Comment by pama
7 hours ago
Frankly, everyone in the industry knows. When people make these statements without additional clarity they always talk about API prices. You can look at the NVL72 specs and make estimates for electricity and ownership costs rather easily. Inference at data-center scale is dirt cheap, even with public codes using dynamo and sglang. The mystery is why the early misconceptions about inefficient inference persisted even after NVIDIA was very open about everything they did to help reduce costs dramatically in the last two years.
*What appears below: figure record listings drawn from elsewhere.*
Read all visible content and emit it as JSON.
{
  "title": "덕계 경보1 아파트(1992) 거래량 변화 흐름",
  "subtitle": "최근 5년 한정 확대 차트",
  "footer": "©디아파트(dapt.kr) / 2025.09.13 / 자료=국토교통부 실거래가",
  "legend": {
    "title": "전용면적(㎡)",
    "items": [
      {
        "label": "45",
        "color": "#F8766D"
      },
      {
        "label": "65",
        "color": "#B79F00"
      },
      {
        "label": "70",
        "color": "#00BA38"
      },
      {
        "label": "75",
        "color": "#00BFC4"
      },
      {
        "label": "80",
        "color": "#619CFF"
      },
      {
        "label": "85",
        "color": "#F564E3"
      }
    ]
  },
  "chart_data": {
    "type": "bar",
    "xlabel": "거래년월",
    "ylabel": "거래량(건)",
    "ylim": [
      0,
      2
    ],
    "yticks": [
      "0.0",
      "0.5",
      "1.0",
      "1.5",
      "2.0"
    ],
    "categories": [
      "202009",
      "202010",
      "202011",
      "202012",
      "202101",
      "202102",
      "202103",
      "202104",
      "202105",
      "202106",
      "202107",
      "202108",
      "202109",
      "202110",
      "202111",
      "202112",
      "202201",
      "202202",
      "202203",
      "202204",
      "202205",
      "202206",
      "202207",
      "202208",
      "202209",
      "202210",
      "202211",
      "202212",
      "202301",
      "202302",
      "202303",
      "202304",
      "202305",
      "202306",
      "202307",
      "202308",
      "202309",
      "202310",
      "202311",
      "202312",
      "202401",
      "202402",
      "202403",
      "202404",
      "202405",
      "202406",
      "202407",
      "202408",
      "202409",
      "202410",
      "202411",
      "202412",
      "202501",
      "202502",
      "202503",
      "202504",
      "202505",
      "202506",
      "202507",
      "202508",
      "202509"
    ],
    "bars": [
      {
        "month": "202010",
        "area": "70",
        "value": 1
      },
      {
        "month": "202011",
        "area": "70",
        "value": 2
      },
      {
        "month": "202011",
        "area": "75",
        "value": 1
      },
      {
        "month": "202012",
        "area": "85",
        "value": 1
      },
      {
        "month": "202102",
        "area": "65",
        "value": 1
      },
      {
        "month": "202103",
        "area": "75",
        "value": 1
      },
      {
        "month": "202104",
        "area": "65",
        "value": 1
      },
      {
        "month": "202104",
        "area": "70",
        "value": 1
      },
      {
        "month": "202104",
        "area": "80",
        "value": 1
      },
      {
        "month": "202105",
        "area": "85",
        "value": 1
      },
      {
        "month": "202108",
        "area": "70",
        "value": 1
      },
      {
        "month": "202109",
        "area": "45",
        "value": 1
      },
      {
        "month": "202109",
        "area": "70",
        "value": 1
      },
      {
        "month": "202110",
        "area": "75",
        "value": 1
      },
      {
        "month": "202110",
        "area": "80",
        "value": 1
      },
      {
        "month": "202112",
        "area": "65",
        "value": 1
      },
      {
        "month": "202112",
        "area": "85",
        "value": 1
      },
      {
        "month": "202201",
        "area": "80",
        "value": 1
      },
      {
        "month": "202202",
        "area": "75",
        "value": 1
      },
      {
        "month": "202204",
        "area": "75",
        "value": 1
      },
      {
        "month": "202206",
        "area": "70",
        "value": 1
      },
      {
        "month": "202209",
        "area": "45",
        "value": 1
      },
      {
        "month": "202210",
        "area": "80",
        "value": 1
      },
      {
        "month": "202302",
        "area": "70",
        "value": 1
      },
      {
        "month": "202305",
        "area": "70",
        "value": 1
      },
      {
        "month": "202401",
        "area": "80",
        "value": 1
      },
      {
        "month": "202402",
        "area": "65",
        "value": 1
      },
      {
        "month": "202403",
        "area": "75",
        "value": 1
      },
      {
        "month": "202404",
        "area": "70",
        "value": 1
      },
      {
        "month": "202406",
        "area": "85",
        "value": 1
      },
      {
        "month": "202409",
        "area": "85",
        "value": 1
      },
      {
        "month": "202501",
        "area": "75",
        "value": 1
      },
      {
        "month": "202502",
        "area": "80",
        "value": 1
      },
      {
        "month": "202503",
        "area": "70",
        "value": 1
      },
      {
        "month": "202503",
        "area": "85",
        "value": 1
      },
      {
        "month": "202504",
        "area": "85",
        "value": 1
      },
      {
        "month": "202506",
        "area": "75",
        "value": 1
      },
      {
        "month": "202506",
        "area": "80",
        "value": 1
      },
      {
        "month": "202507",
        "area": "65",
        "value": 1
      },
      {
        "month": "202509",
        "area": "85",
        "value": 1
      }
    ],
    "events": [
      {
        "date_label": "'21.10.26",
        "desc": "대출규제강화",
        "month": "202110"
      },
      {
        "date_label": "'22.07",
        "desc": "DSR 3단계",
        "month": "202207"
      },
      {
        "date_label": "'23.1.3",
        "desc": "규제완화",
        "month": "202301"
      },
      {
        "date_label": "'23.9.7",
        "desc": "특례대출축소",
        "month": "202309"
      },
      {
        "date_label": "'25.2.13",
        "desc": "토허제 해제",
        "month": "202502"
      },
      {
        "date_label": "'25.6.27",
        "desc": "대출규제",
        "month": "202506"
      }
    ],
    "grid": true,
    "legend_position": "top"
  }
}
I imagine it's the lack of transparency. The costs are obviously coming down as people figure out how to tune both hardware and software. But there are costs other than just electricity as well. For example, chips do burn out, I recall reading that 2 to 3 years is roughly what you can expect under inference loads, so replacing chips is a non trivial operational cost.
Also, as the costs of running this stuff come down, the incentive to rent models goes down with them. Running local models has the benefit that you get to keep your data local, you can tune them to do what you like, and you're not subject to model or price changes down the road. This makes self hosting appealing both to individuals and companies. Currently, the barrier is in needing significant resources to run the models, but companies are already increasingly doing that with open models. And local inference that regular people can run is becoming a possibility as well.
While I'm sure there's always going to be a market for renting out models as a service, it may shrink significantly as the costs continue to come down.